Netflix’s great day continues. After inking a $5 billion deal with the WWE for its first major bit of live programming, the streamer had a home-run quarter, adding 13 million subscribers, bringing its total to 260 million worldwide. 

On its year-end earnings call Tuesday, Netflix reported booming numbers for its final quarter, making for a promising start to 2024. Revenues were up 12.5% to $8.8 billion and net income was up 160% to $938 million for the fourth quarter of 2023, and Netflix finished the year with $33.7 billion in revenue, up 6.7%, with a 20.4% increase in profits bringing the year end total to $5.4 billion. 

These numbers smashed analyst estimates for financial performance, and investors cheered it on with an 8.6% increase in the stock price in post-trading hours. 

Winning the streaming wars after the Hollywood strikes

The standout results come after Netflix and Hollywood came to a standstill during dual writers’ and actors’ strikes last summer. Netflix emerged from that upheaval even better positioned than it already had been in the cutthroat streaming industry. Its studio competitors had floundered during the strikes, with smaller international slates to lean on during the production freezes. Netflix took a victory lap in its earnings release, saying it had proven streaming could be a “very healthy business.” 

Many competitors have reversed their previous policy of not licensing content to Netflix since the strikes ended. Co-CEO Ted Sarandos welcomed the change, touting Netflix’s broad reach and recommendation algorithm as a means to reach new audiences and turn old shows into new hits, a phenomenon was best exemplified when the USA Network drama Suits became a smash hit on Netlfix, years after it first aired. 

“Sometimes we can uniquely add more value to the studio’s IP than they can,” Sarandos said. “Not all the time, but sometimes, we’re the best buyer for it.”

Sarandos hoped he could continue to make such deals with studios. “I’m thrilled the studios are more open to licensing again, and I’m thrilled to tell them we are open for business,” he said.  

While legacy competitors like Disney, Paramount, and Warner Bros. Discovery might face a volatile landscape, as mergers and consolidation beckon, Netflix was happy to stay above the fray. 

“It’s logical to expect further consolidation, particularly among companies with large and declining linear networks,” the company said in an investor letter, rubbing salt in the wound. 

It also shed any rumors of the acquisition of a major linear asset, which some legacy media companies are rumored to be interested in selling. 

“We’re not interested in acquiring linear assets.
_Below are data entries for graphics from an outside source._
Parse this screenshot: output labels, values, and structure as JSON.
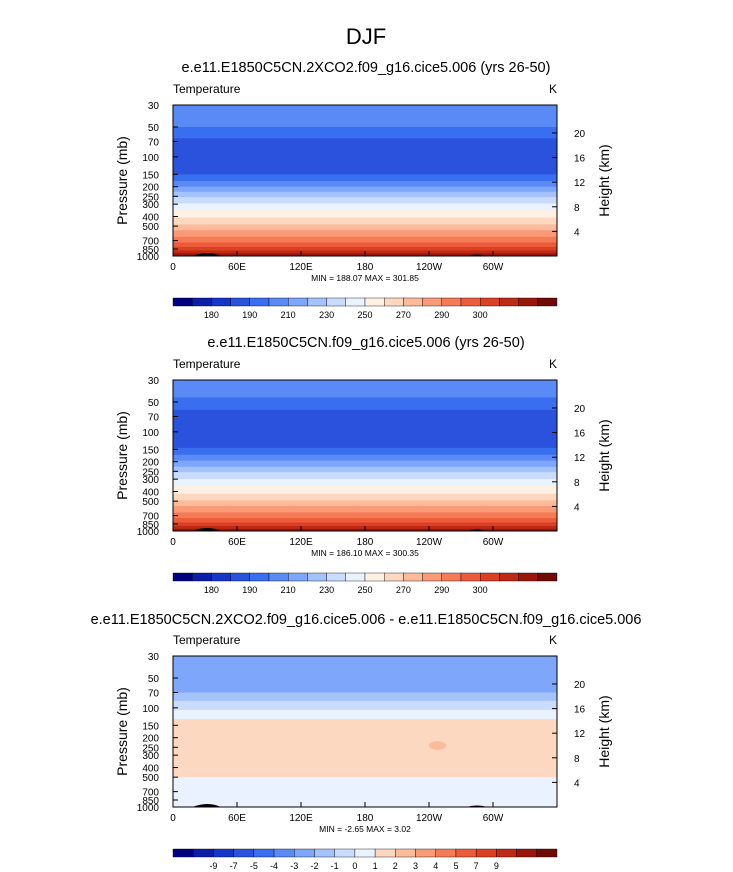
{
  "page_title": "DJF",
  "palettes": {
    "abs": [
      "#000080",
      "#0b1ea8",
      "#1536c8",
      "#2a52dc",
      "#3a6ef0",
      "#5a8af6",
      "#7ea6fa",
      "#a4c2fc",
      "#cadcfe",
      "#ebf2ff",
      "#fff0e4",
      "#fdd8c0",
      "#fcbb9b",
      "#fa9a76",
      "#f57b56",
      "#ec5c3a",
      "#dc4022",
      "#bf2a14",
      "#98160a",
      "#700a04"
    ],
    "diff": [
      "#000080",
      "#0b1ea8",
      "#1536c8",
      "#2a52dc",
      "#3a6ef0",
      "#5a8af6",
      "#7ea6fa",
      "#a4c2fc",
      "#cadcfe",
      "#ebf2ff",
      "#fdd8c0",
      "#fcbb9b",
      "#fa9a76",
      "#f57b56",
      "#ec5c3a",
      "#dc4022",
      "#bf2a14",
      "#98160a",
      "#700a04"
    ]
  },
  "chart_data": [
    {
      "type": "heatmap",
      "title": "e.e11.E1850C5CN.2XCO2.f09_g16.cice5.006 (yrs 26-50)",
      "variable_label": "Temperature",
      "units": "K",
      "ylabel": "Pressure (mb)",
      "y2label": "Height (km)",
      "x_ticks": [
        "0",
        "60E",
        "120E",
        "180",
        "120W",
        "60W"
      ],
      "x_tick_values": [
        0,
        60,
        120,
        180,
        240,
        300
      ],
      "xlim": [
        0,
        360
      ],
      "y_ticks": [
        "30",
        "50",
        "70",
        "100",
        "150",
        "200",
        "250",
        "300",
        "400",
        "500",
        "700",
        "850",
        "1000"
      ],
      "y_tick_values": [
        30,
        50,
        70,
        100,
        150,
        200,
        250,
        300,
        400,
        500,
        700,
        850,
        1000
      ],
      "ylim": [
        30,
        1000
      ],
      "height_ticks": [
        "4",
        "8",
        "12",
        "16",
        "20"
      ],
      "height_values": [
        4,
        8,
        12,
        16,
        20
      ],
      "stats": "MIN = 188.07   MAX = 301.85",
      "palette": "abs",
      "colorbar_labels": [
        "180",
        "190",
        "210",
        "230",
        "250",
        "270",
        "290",
        "300"
      ],
      "bands": [
        {
          "p": 30,
          "level": 200
        },
        {
          "p": 50,
          "level": 195
        },
        {
          "p": 65,
          "level": 192
        },
        {
          "p": 150,
          "level": 195
        },
        {
          "p": 175,
          "level": 200
        },
        {
          "p": 200,
          "level": 210
        },
        {
          "p": 225,
          "level": 220
        },
        {
          "p": 255,
          "level": 230
        },
        {
          "p": 295,
          "level": 240
        },
        {
          "p": 345,
          "level": 250
        },
        {
          "p": 410,
          "level": 255
        },
        {
          "p": 480,
          "level": 260
        },
        {
          "p": 550,
          "level": 265
        },
        {
          "p": 640,
          "level": 270
        },
        {
          "p": 730,
          "level": 275
        },
        {
          "p": 810,
          "level": 280
        },
        {
          "p": 880,
          "level": 285
        },
        {
          "p": 940,
          "level": 290
        }
      ],
      "features": [
        {
          "kind": "blob",
          "lon": 150,
          "p": 100,
          "dlon": 55,
          "dp": 8,
          "level": 190
        }
      ]
    },
    {
      "type": "heatmap",
      "title": "e.e11.E1850C5CN.f09_g16.cice5.006 (yrs 26-50)",
      "variable_label": "Temperature",
      "units": "K",
      "ylabel": "Pressure (mb)",
      "y2label": "Height (km)",
      "x_ticks": [
        "0",
        "60E",
        "120E",
        "180",
        "120W",
        "60W"
      ],
      "x_tick_values": [
        0,
        60,
        120,
        180,
        240,
        300
      ],
      "xlim": [
        0,
        360
      ],
      "y_ticks": [
        "30",
        "50",
        "70",
        "100",
        "150",
        "200",
        "250",
        "300",
        "400",
        "500",
        "700",
        "850",
        "1000"
      ],
      "y_tick_values": [
        30,
        50,
        70,
        100,
        150,
        200,
        250,
        300,
        400,
        500,
        700,
        850,
        1000
      ],
      "ylim": [
        30,
        1000
      ],
      "height_ticks": [
        "4",
        "8",
        "12",
        "16",
        "20"
      ],
      "height_values": [
        4,
        8,
        12,
        16,
        20
      ],
      "stats": "MIN = 186.10   MAX = 300.35",
      "palette": "abs",
      "colorbar_labels": [
        "180",
        "190",
        "210",
        "230",
        "250",
        "270",
        "290",
        "300"
      ],
      "bands": [
        {
          "p": 30,
          "level": 200
        },
        {
          "p": 45,
          "level": 195
        },
        {
          "p": 60,
          "level": 192
        },
        {
          "p": 145,
          "level": 195
        },
        {
          "p": 170,
          "level": 200
        },
        {
          "p": 195,
          "level": 210
        },
        {
          "p": 225,
          "level": 220
        },
        {
          "p": 255,
          "level": 230
        },
        {
          "p": 300,
          "level": 240
        },
        {
          "p": 350,
          "level": 250
        },
        {
          "p": 420,
          "level": 255
        },
        {
          "p": 490,
          "level": 260
        },
        {
          "p": 560,
          "level": 265
        },
        {
          "p": 650,
          "level": 270
        },
        {
          "p": 740,
          "level": 275
        },
        {
          "p": 820,
          "level": 280
        },
        {
          "p": 890,
          "level": 285
        },
        {
          "p": 950,
          "level": 290
        }
      ],
      "features": [
        {
          "kind": "blob",
          "lon": 165,
          "p": 100,
          "dlon": 85,
          "dp": 8,
          "level": 190
        }
      ]
    },
    {
      "type": "heatmap",
      "title": "e.e11.E1850C5CN.2XCO2.f09_g16.cice5.006 - e.e11.E1850C5CN.f09_g16.cice5.006",
      "variable_label": "Temperature",
      "units": "K",
      "ylabel": "Pressure (mb)",
      "y2label": "Height (km)",
      "x_ticks": [
        "0",
        "60E",
        "120E",
        "180",
        "120W",
        "60W"
      ],
      "x_tick_values": [
        0,
        60,
        120,
        180,
        240,
        300
      ],
      "xlim": [
        0,
        360
      ],
      "y_ticks": [
        "30",
        "50",
        "70",
        "100",
        "150",
        "200",
        "250",
        "300",
        "400",
        "500",
        "700",
        "850",
        "1000"
      ],
      "y_tick_values": [
        30,
        50,
        70,
        100,
        150,
        200,
        250,
        300,
        400,
        500,
        700,
        850,
        1000
      ],
      "ylim": [
        30,
        1000
      ],
      "height_ticks": [
        "4",
        "8",
        "12",
        "16",
        "20"
      ],
      "height_values": [
        4,
        8,
        12,
        16,
        20
      ],
      "stats": "MIN =  -2.65   MAX =   3.02",
      "palette": "diff",
      "colorbar_labels": [
        "-9",
        "-7",
        "-5",
        "-4",
        "-3",
        "-2",
        "-1",
        "0",
        "1",
        "2",
        "3",
        "4",
        "5",
        "7",
        "9"
      ],
      "bands": [
        {
          "p": 30,
          "level": -2
        },
        {
          "p": 55,
          "level": -1.5
        },
        {
          "p": 70,
          "level": -1
        },
        {
          "p": 85,
          "level": 0
        },
        {
          "p": 105,
          "level": 1
        },
        {
          "p": 130,
          "level": 2
        },
        {
          "p": 500,
          "level": 1.5
        }
      ],
      "features": [
        {
          "kind": "blob",
          "lon": 248,
          "p": 240,
          "dlon": 8,
          "dp": 8,
          "level": 3
        }
      ]
    }
  ]
}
Nor do we believe that further M&A among traditional entertainment companies will materially change the competitive environment given all the consolidation that has already happened over the last decade.” 

Although Netflix did say it expects competition to remain fierce as streamers, both new and old, compete for content and subscribers. 

While the company didn’t provide specific numbers, it said much of its subscriber growth was down to the password sharing crackdown it began implementing in March. If a user wants to share their account with someone, they are now required to pay an additional $7.99 a month on top of their regular subscription fee. Netflix said it now considers the program a normal part of its business that would yield dividends for the foreseeable future. 

Limiting password sharing is about “finding the most effective way to convert folks who are using the service, [with] the right call to action, the right nudge, at the right time,” Netflix co-CEO Greg Peters said on the earnings call. “Those might have been historical borrowers or folks that are new to the service as well. We’re going to continue to improve. That will continue to improve our growth for years ahead. Not just 2024.” 

The other big development in Netflix’s business has been the growth of its ad-supported tier. Netflix’s head of advertising Amy Reinhard recently said the company had 23 million subscribers to its version with ads. That was a 70% increase compared to the prior quarter, the company said, with 40% of all new subscribers in the 12 markets where it has an ad tier having signed up for the service. 

On the call, Peters said line of business was still growing. “We’ve got years of work ahead of us to take the ads business to the point where it’s a material impact or to our general business.”